In that pure-PQ Corona + Pulsar AND-mode cert the two lattice legs are
not interchangeable in trust model. Because Corona's keygen is natively
dealerless (the production-default Pedersen DKG), Corona is the leg that
carries the permissionless / no-trusted-dealer guarantee — the property
Pulsar's byte-FIPS-204 keygen cannot provide, since a dealerless sum of
FIPS-204 secrets would break ML-DSA's small-norm (S_η) bound, leaving
Pulsar's key generation provably stuck at a trusted dealer.
sign/— 2-round threshold signing (byte-equal with upstream)primitives/— Shamir, hashes, MACs, PRFs (byte-equal with upstream)utils/— NTT, Montgomery, ring helpers (byte-equal with upstream)networking/— TCP peer-to-peer (byte-equal with upstream)dkg/— original Lux DKG (Feldman VSS without noise; broken for public broadcast — see RED-DKG-REVIEW). Retained for reference.dkg2/— proper Pedersen DKG over R_q (Pulsar addition; this fork)reshare/— proactive secret resharing for epoch rotation (Pulsar addition; this fork)cmd/— KAT oracle generators
Production. The 2-round Sign+Verify path is byte-equal-validated against
the original Module-LWE construction (ePrint 2024/1113) via 16 SHA-256 KATs.

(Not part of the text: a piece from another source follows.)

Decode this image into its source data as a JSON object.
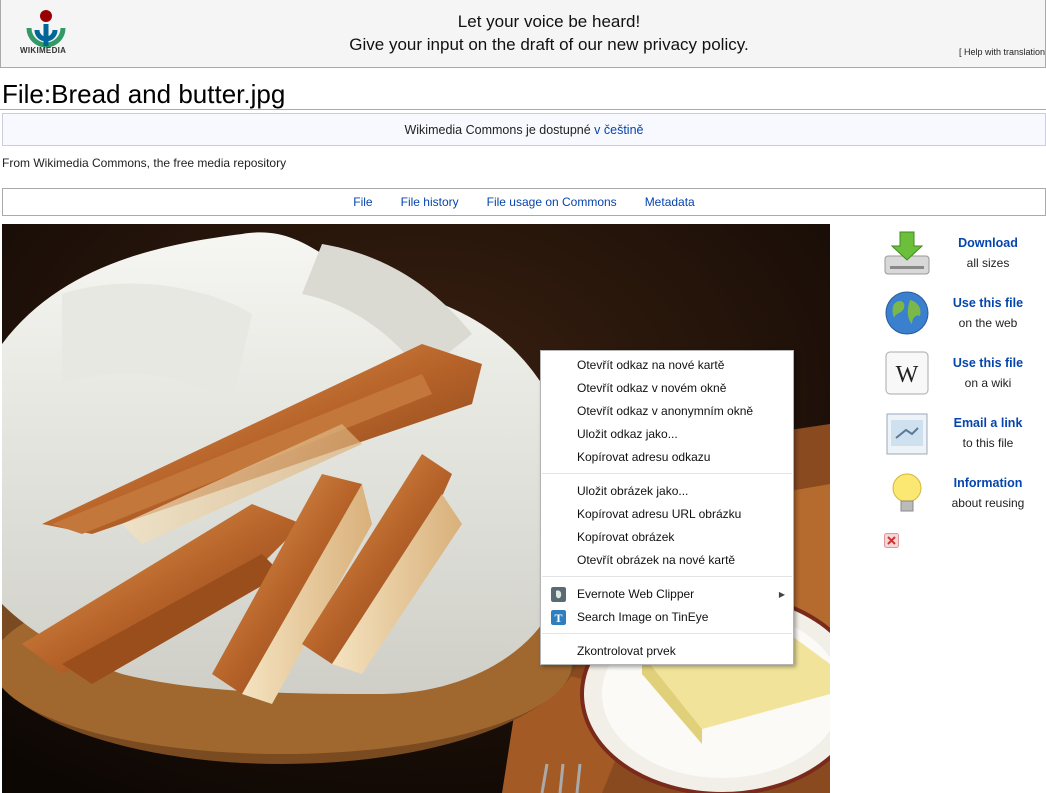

The dealerless Pedersen DKG (dkg2/, entered through
keyera.Bootstrap / BootstrapPedersen) is the production keygen
default since v0.7.5: it opens a new key era without a trusted dealer,
so no single party ever holds the secret. Signing never reconstructs the
key — SignFinalize sums the per-party partial responses
(z_sum = Σ z_j, then A·z_sum), so the master secret is never formed.

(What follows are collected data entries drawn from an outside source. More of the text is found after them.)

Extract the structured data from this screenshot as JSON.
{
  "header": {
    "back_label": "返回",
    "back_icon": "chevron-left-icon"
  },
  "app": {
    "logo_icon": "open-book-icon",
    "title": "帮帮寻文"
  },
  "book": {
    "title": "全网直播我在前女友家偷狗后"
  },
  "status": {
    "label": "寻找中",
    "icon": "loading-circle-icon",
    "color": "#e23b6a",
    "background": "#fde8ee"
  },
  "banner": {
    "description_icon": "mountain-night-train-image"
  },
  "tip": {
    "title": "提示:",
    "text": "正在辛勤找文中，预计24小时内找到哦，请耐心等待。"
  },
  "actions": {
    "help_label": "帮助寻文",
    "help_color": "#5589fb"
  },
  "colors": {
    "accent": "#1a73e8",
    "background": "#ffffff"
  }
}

Proactive resharing (reshare/) for epoch validator rotation ships
alongside it; the trusted-dealer keygen helpers remain only as
tests / KAT / CLI footguns (and permissioned bridge MPC), never the
chain keygen path.
Corona remains the Ringtail/Raccoon-derived Module-LWE leg (Boschini et al., ePrint 2024/1113) with its own parameter set: it is not FIPS-204 byte-equal, and its certificates are variable-size Module-LWE certificates, larger than Pulsar's FIPS-204-equal output.